Dans cette culture qu’on pourrait désigner par le qualificatif « pastorale » (mot dérivé de pastoralisme), la terre revêt ou revêtait un statut juridique dit « arch ». On pourrait sommairement considérer celui-ci comme équivalent à un statut collectif qui ne reconnait que des droits de jouissance et non d’appropriation.

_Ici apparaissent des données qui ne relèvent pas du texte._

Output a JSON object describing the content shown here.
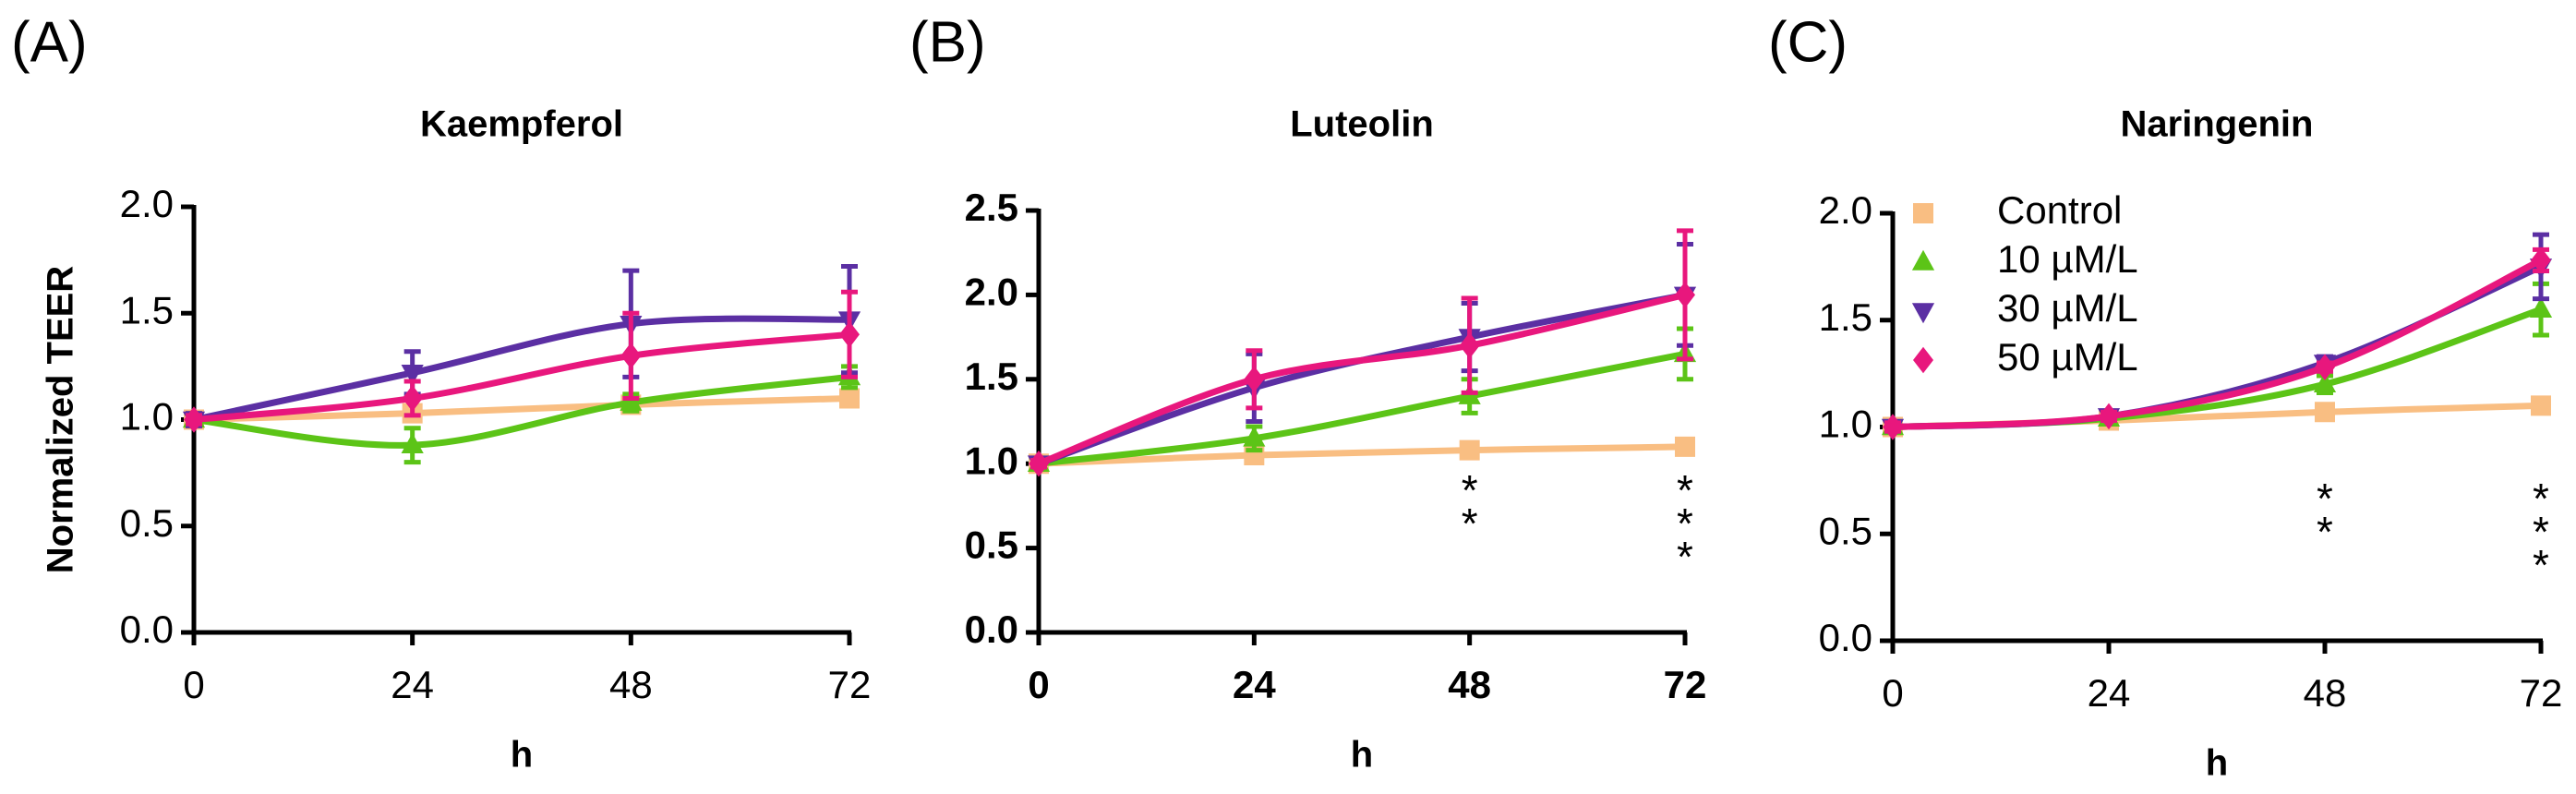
{
  "chart_data": [
    {
      "type": "line",
      "panel_label": "(A)",
      "title": "Kaempferol",
      "y_label": "Normalized TEER",
      "x_label": "h",
      "x": [
        0,
        24,
        48,
        72
      ],
      "xlim": [
        0,
        72
      ],
      "xticks": [
        0,
        24,
        48,
        72
      ],
      "ylim": [
        0,
        2
      ],
      "yticks": [
        {
          "value": 0,
          "label": "0.0"
        },
        {
          "value": 0.5,
          "label": "0.5"
        },
        {
          "value": 1,
          "label": "1.0"
        },
        {
          "value": 1.5,
          "label": "1.5"
        },
        {
          "value": 2,
          "label": "2.0"
        }
      ],
      "bold_ticks": false,
      "series": [
        {
          "color": "#f9be82",
          "marker": "square",
          "values": [
            1.0,
            1.03,
            1.07,
            1.1
          ],
          "errors": [
            0.02,
            0.02,
            0.02,
            0.02
          ]
        },
        {
          "color": "#5cc417",
          "marker": "triangle-up",
          "values": [
            1.0,
            0.88,
            1.08,
            1.2
          ],
          "errors": [
            0.02,
            0.08,
            0.04,
            0.05
          ]
        },
        {
          "color": "#5b2fa3",
          "marker": "triangle-down",
          "values": [
            1.0,
            1.22,
            1.45,
            1.47
          ],
          "errors": [
            0.03,
            0.1,
            0.25,
            0.25
          ]
        },
        {
          "color": "#e8177d",
          "marker": "diamond",
          "values": [
            1.0,
            1.1,
            1.3,
            1.4
          ],
          "errors": [
            0.02,
            0.08,
            0.2,
            0.2
          ]
        }
      ],
      "significance": []
    },
    {
      "type": "line",
      "panel_label": "(B)",
      "title": "Luteolin",
      "x_label": "h",
      "x": [
        0,
        24,
        48,
        72
      ],
      "xlim": [
        0,
        72
      ],
      "xticks": [
        0,
        24,
        48,
        72
      ],
      "ylim": [
        0,
        2.5
      ],
      "yticks": [
        {
          "value": 0,
          "label": "0.0"
        },
        {
          "value": 0.5,
          "label": "0.5"
        },
        {
          "value": 1,
          "label": "1.0"
        },
        {
          "value": 1.5,
          "label": "1.5"
        },
        {
          "value": 2,
          "label": "2.0"
        },
        {
          "value": 2.5,
          "label": "2.5"
        }
      ],
      "bold_ticks": true,
      "series": [
        {
          "color": "#f9be82",
          "marker": "square",
          "values": [
            1.0,
            1.05,
            1.08,
            1.1
          ],
          "errors": [
            0.02,
            0.02,
            0.02,
            0.02
          ]
        },
        {
          "color": "#5cc417",
          "marker": "triangle-up",
          "values": [
            1.0,
            1.15,
            1.4,
            1.65
          ],
          "errors": [
            0.02,
            0.07,
            0.1,
            0.15
          ]
        },
        {
          "color": "#5b2fa3",
          "marker": "triangle-down",
          "values": [
            1.0,
            1.45,
            1.75,
            2.0
          ],
          "errors": [
            0.02,
            0.2,
            0.2,
            0.3
          ]
        },
        {
          "color": "#e8177d",
          "marker": "diamond",
          "values": [
            1.0,
            1.5,
            1.7,
            2.0
          ],
          "errors": [
            0.02,
            0.17,
            0.28,
            0.38
          ]
        }
      ],
      "significance": [
        {
          "x": 48,
          "text": "*",
          "color": "#e8177d"
        },
        {
          "x": 48,
          "text": "*",
          "color": "#5b2fa3"
        },
        {
          "x": 72,
          "text": "*",
          "color": "#5cc417"
        },
        {
          "x": 72,
          "text": "*",
          "color": "#5b2fa3"
        },
        {
          "x": 72,
          "text": "*",
          "color": "#e8177d"
        }
      ]
    },
    {
      "type": "line",
      "panel_label": "(C)",
      "title": "Naringenin",
      "x_label": "h",
      "x": [
        0,
        24,
        48,
        72
      ],
      "xlim": [
        0,
        72
      ],
      "xticks": [
        0,
        24,
        48,
        72
      ],
      "ylim": [
        0,
        2
      ],
      "yticks": [
        {
          "value": 0,
          "label": "0.0"
        },
        {
          "value": 0.5,
          "label": "0.5"
        },
        {
          "value": 1,
          "label": "1.0"
        },
        {
          "value": 1.5,
          "label": "1.5"
        },
        {
          "value": 2,
          "label": "2.0"
        }
      ],
      "bold_ticks": false,
      "legend": "top-left",
      "series": [
        {
          "name": "Control",
          "color": "#f9be82",
          "marker": "square",
          "values": [
            1.0,
            1.03,
            1.07,
            1.1
          ],
          "errors": [
            0.02,
            0.02,
            0.02,
            0.02
          ]
        },
        {
          "name": "10 µM/L",
          "color": "#5cc417",
          "marker": "triangle-up",
          "values": [
            1.0,
            1.04,
            1.2,
            1.55
          ],
          "errors": [
            0.02,
            0.02,
            0.04,
            0.12
          ]
        },
        {
          "name": "30 µM/L",
          "color": "#5b2fa3",
          "marker": "triangle-down",
          "values": [
            1.0,
            1.05,
            1.3,
            1.75
          ],
          "errors": [
            0.02,
            0.02,
            0.03,
            0.15
          ]
        },
        {
          "name": "50 µM/L",
          "color": "#e8177d",
          "marker": "diamond",
          "values": [
            1.0,
            1.05,
            1.28,
            1.78
          ],
          "errors": [
            0.02,
            0.02,
            0.02,
            0.05
          ]
        }
      ],
      "significance": [
        {
          "x": 48,
          "text": "*",
          "color": "#5cc417"
        },
        {
          "x": 48,
          "text": "*",
          "color": "#5b2fa3"
        },
        {
          "x": 72,
          "text": "*",
          "color": "#5cc417"
        },
        {
          "x": 72,
          "text": "*",
          "color": "#5b2fa3"
        },
        {
          "x": 72,
          "text": "*",
          "color": "#e8177d"
        }
      ]
    }
  ]
}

Ce statut juridique s’étendait même à une grande partie des terres agricoles du nord jusqu’au début de la colonisation qui y mit fin par l’introduction du droit civile français relevant de ce qu’on appelle « le Code napoléonien » promulgué le 21 mars 1804 par Napoléon Bonaparte en France, sur la base des principes du droit romain pour ce qui concerne la propriété. Celui-ci est basé sur le triptyque de l’« usus », « fructus » et « abusus » défini ci-après :
- usus : le droit de se servir d’un bien sauf usage prohibé par la loi,
- fructus : le droit de percevoir les fruits qu’un bien peut produire,
- abusus : le droit de disposer d’un bien : le vendre, le transformer, le détruire …etc…
Le dernier terme relatif à « l’abusus » est inconnu dans le droit coutumier« arch ».

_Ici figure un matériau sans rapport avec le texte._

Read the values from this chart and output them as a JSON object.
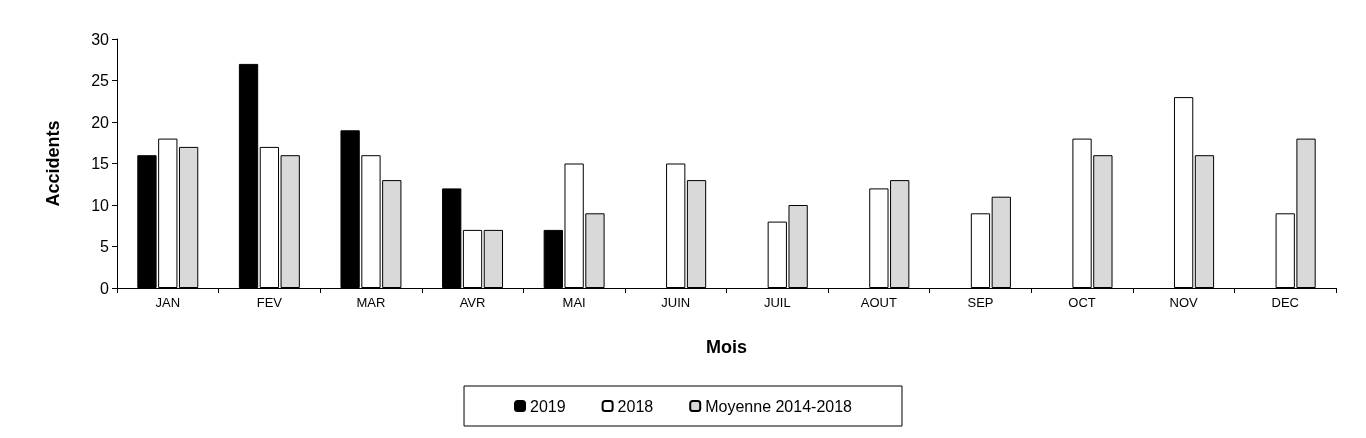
{
  "chart_data": {
    "type": "bar",
    "xlabel": "Mois",
    "ylabel": "Accidents",
    "categories": [
      "JAN",
      "FEV",
      "MAR",
      "AVR",
      "MAI",
      "JUIN",
      "JUIL",
      "AOUT",
      "SEP",
      "OCT",
      "NOV",
      "DEC"
    ],
    "series": [
      {
        "name": "2019",
        "color": "#000000",
        "values": [
          16,
          27,
          19,
          12,
          7,
          null,
          null,
          null,
          null,
          null,
          null,
          null
        ]
      },
      {
        "name": "2018",
        "color": "#ffffff",
        "values": [
          18,
          17,
          16,
          7,
          15,
          15,
          8,
          12,
          9,
          18,
          23,
          9
        ]
      },
      {
        "name": "Moyenne 2014-2018",
        "color": "#d9d9d9",
        "values": [
          17,
          16,
          13,
          7,
          9,
          13,
          10,
          13,
          11,
          16,
          16,
          18
        ]
      }
    ],
    "ylim": [
      0,
      30
    ],
    "yticks": [
      0,
      5,
      10,
      15,
      20,
      25,
      30
    ],
    "grid": false,
    "legend": "bottom"
  }
}
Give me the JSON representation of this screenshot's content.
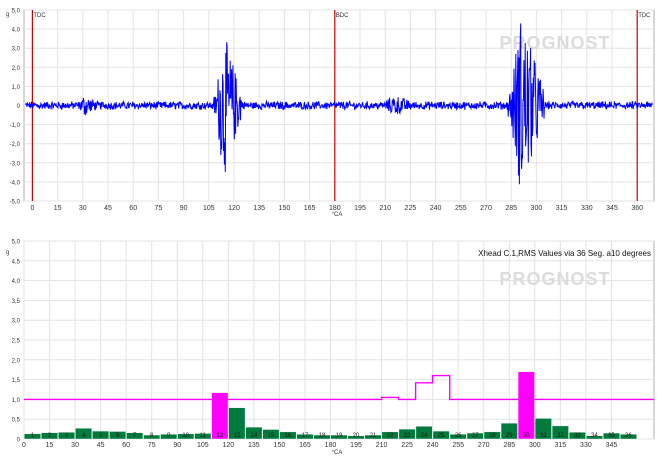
{
  "colors": {
    "signal": "#0000ff",
    "marker": "#cc0000",
    "bar_normal": "#007a3d",
    "bar_alarm": "#ff00ff",
    "threshold": "#ff00ff",
    "grid": "#e3e3e3",
    "watermark": "#dcdcdc"
  },
  "watermark": "PROGNOST",
  "chart_data": [
    {
      "type": "line",
      "y_unit": "g",
      "x_unit": "°CA",
      "xlim": [
        -5,
        370
      ],
      "ylim": [
        -5.0,
        5.0
      ],
      "x_ticks": [
        0,
        15,
        30,
        45,
        60,
        75,
        90,
        105,
        120,
        135,
        150,
        165,
        180,
        195,
        210,
        225,
        240,
        255,
        270,
        285,
        300,
        315,
        330,
        345,
        360
      ],
      "y_ticks": [
        "5,0",
        "4,0",
        "3,0",
        "2,0",
        "1,0",
        "0",
        "-1,0",
        "-2,0",
        "-3,0",
        "-4,0",
        "-5,0"
      ],
      "y_tick_values": [
        5,
        4,
        3,
        2,
        1,
        0,
        -1,
        -2,
        -3,
        -4,
        -5
      ],
      "markers": [
        {
          "x": 0,
          "label": "TDC"
        },
        {
          "x": 180,
          "label": "BDC"
        },
        {
          "x": 360,
          "label": "TDC"
        }
      ],
      "grid": true,
      "signal_profile": {
        "baseline_amplitude": 0.18,
        "bursts": [
          {
            "from": 26,
            "to": 40,
            "amplitude": 0.6
          },
          {
            "from": 108,
            "to": 125,
            "amplitude": 3.8
          },
          {
            "from": 207,
            "to": 230,
            "amplitude": 0.55
          },
          {
            "from": 283,
            "to": 305,
            "amplitude": 4.8
          }
        ]
      }
    },
    {
      "type": "bar",
      "title": "Xhead C.1,RMS Values via 36 Seg. a10 degrees",
      "y_unit": "g",
      "x_unit": "°CA",
      "xlim": [
        0,
        370
      ],
      "ylim": [
        0,
        5.0
      ],
      "x_ticks": [
        0,
        15,
        30,
        45,
        60,
        75,
        90,
        105,
        120,
        135,
        150,
        165,
        180,
        195,
        210,
        225,
        240,
        255,
        270,
        285,
        300,
        315,
        330,
        345
      ],
      "y_ticks": [
        "5,0",
        "4,5",
        "4,0",
        "3,5",
        "3,0",
        "2,5",
        "2,0",
        "1,5",
        "1,0",
        "0,5",
        "0"
      ],
      "y_tick_values": [
        5.0,
        4.5,
        4.0,
        3.5,
        3.0,
        2.5,
        2.0,
        1.5,
        1.0,
        0.5,
        0
      ],
      "segments": [
        "1",
        "2",
        "3",
        "4",
        "5",
        "6",
        "7",
        "8",
        "9",
        "10",
        "11",
        "12",
        "13",
        "14",
        "15",
        "16",
        "17",
        "18",
        "19",
        "20",
        "21",
        "22",
        "23",
        "24",
        "25",
        "26",
        "27",
        "28",
        "29",
        "30",
        "31",
        "32",
        "33",
        "34",
        "35",
        "36"
      ],
      "values": [
        0.13,
        0.16,
        0.17,
        0.27,
        0.2,
        0.19,
        0.16,
        0.1,
        0.12,
        0.13,
        0.14,
        1.17,
        0.79,
        0.3,
        0.24,
        0.18,
        0.12,
        0.1,
        0.1,
        0.08,
        0.1,
        0.18,
        0.25,
        0.32,
        0.2,
        0.12,
        0.15,
        0.18,
        0.4,
        1.7,
        0.52,
        0.33,
        0.17,
        0.08,
        0.15,
        0.12
      ],
      "threshold": [
        1,
        1,
        1,
        1,
        1,
        1,
        1,
        1,
        1,
        1,
        1,
        1,
        1,
        1,
        1,
        1,
        1,
        1,
        1,
        1,
        1,
        1.05,
        1.0,
        1.42,
        1.6,
        1,
        1,
        1,
        1,
        1,
        1,
        1,
        1,
        1,
        1,
        1
      ],
      "grid": true
    }
  ]
}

A la veille de la colonisation le paysage juridique du foncier agricole algérien était marqué par le type « arch » et marginalement par la propriété privée dite « melk » régie par le droit musulman. L’introduction du droit Napoléonien en Algérie à partir de plus ou moins 1870, généralise la propriété privée de la terre au détriment du droit coutumier « arch ». Cette mesure favorise alors le transfert légal , d’environ 3 millions d’hectares des terres agricoles du Nord, aux mains des fermiers européens et des dignitaires issus de l’ancien appareil administratif turc comme les bachaghas et les caïds, sur lesquels s’appuyait l’administration française pour gérer les affaires « arabes ».

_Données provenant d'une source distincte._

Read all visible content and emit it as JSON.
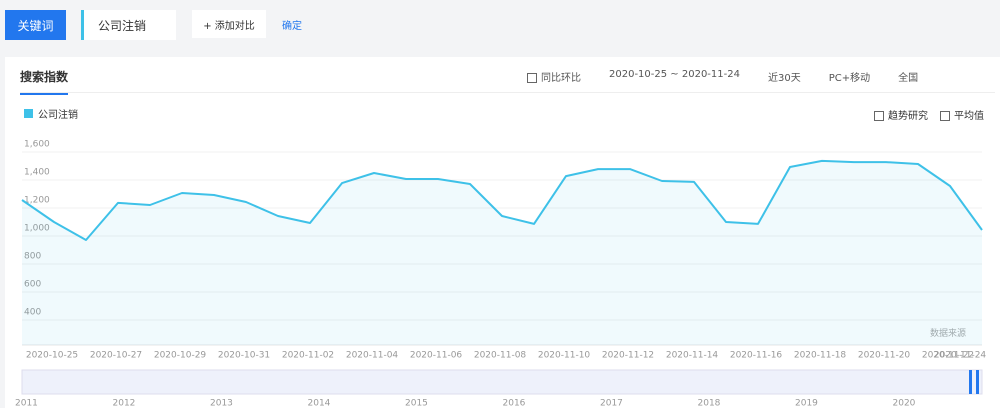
{
  "header": {
    "keyword_button": "关键词",
    "keyword": "公司注销",
    "add_compare": "+ 添加对比",
    "confirm": "确定"
  },
  "tab": "搜索指数",
  "controls": [
    "同比环比",
    "2020-10-25 ~ 2020-11-24",
    "近30天",
    "PC+移动",
    "全国"
  ],
  "options": [
    "趋势研究",
    "平均值"
  ],
  "watermark": "数据来源",
  "timeline": [
    "2011",
    "2012",
    "2013",
    "2014",
    "2015",
    "2016",
    "2017",
    "2018",
    "2019",
    "2020"
  ],
  "chart_data": {
    "type": "line",
    "categories": [
      "2020-10-25",
      null,
      "2020-10-27",
      null,
      "2020-10-29",
      null,
      "2020-10-31",
      null,
      "2020-11-02",
      null,
      "2020-11-04",
      null,
      "2020-11-06",
      null,
      "2020-11-08",
      null,
      "2020-11-10",
      null,
      "2020-11-12",
      null,
      "2020-11-14",
      null,
      "2020-11-16",
      null,
      "2020-11-18",
      null,
      "2020-11-20",
      null,
      "2020-11-22",
      null,
      "2020-11-24"
    ],
    "series": [
      {
        "name": "公司注销",
        "color": "#3ec1e8",
        "values": [
          1200,
          1043,
          914,
          1179,
          1164,
          1250,
          1236,
          1186,
          1086,
          1036,
          1321,
          1393,
          1350,
          1350,
          1314,
          1086,
          1029,
          1371,
          1421,
          1421,
          1336,
          1329,
          1043,
          1029,
          1436,
          1479,
          1471,
          1471,
          1457,
          1300,
          986
        ]
      }
    ],
    "ylim": [
      200,
      1700
    ],
    "yticks": [
      400,
      600,
      800,
      {
        "value": 1000,
        "label": "1,000"
      },
      {
        "value": 1200,
        "label": "1,200"
      },
      {
        "value": 1400,
        "label": "1,400"
      },
      {
        "value": 1600,
        "label": "1,600"
      }
    ],
    "grid": true
  }
}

Les terres steppiques quant à elles, situées à moins de 400 mm de pluviométrie et jusqu’aux limites nord du Sahara conservent la vocation pastorale et leur statut juridique « arch ». Les terres sahariennes, pour des raisons évidentes d’aridité les rendant impropres à l’activité agricole ne disposèrent historiquement d’aucune législation foncière particulière à l’exception des oasis qui de tout temps ont été régies et le sont encore, par un droit coutumier spécifique, basé sur la possession des parts d’eau d’irrigation et des palmiers et non de la terre.
A l’extérieur des oasis, l’immensité des terres sahariennes restantes demeure du domaine des chameliers nomades que nous connaissons peu, à ce jour.
Voilà sommairement, quelle était la situation foncière de l’Algérie depuis la colonisation jusqu’à l’Indépendance. Mais est-il juste d’affirmer que la propriété foncière privée des terres agricoles du Nord ne fût généralisée que depuis la colonisation en Algérie ? Il n’y a pas de certitude sur cette question.
Si vraisemblablement, le schéma de différentiation du droit foncier selon le transect géographique : terres du Nord /steppe /Sahara, était celui qui a marqué l’Algérie jusqu’à la veille de la colonisation, il n’est pas exclu qu’une importante part des terres agricoles du Nord n’aient pas été dominée par la propriété privée à un autre moment de son histoire. On retrouve ces traces d’information dans trois sources au moins:
- Les écrits d’Ibn Khaldoun au XIV ème siècle. Dans la « Moqqadima » (Prolégomènes : 2ème tome, partie II du livre I), figure un court chapitre intitulé : « Comment un grand nombre de maisons et de fermes se trouvent dans la possession de quelques habitants des villes ». L’auteur y écrit : « Tantôt ce sont des biens-fonds qu’ils héritent de leur parent … Tantôt ils les achètent par spéculation, ce qui a lieu quand la dynastie régnante est sur le point de succomber … Il en résulte que les propriétaires s’en débarrassent à vil prix et qu’on achète leurs propriétés presque pour rien … »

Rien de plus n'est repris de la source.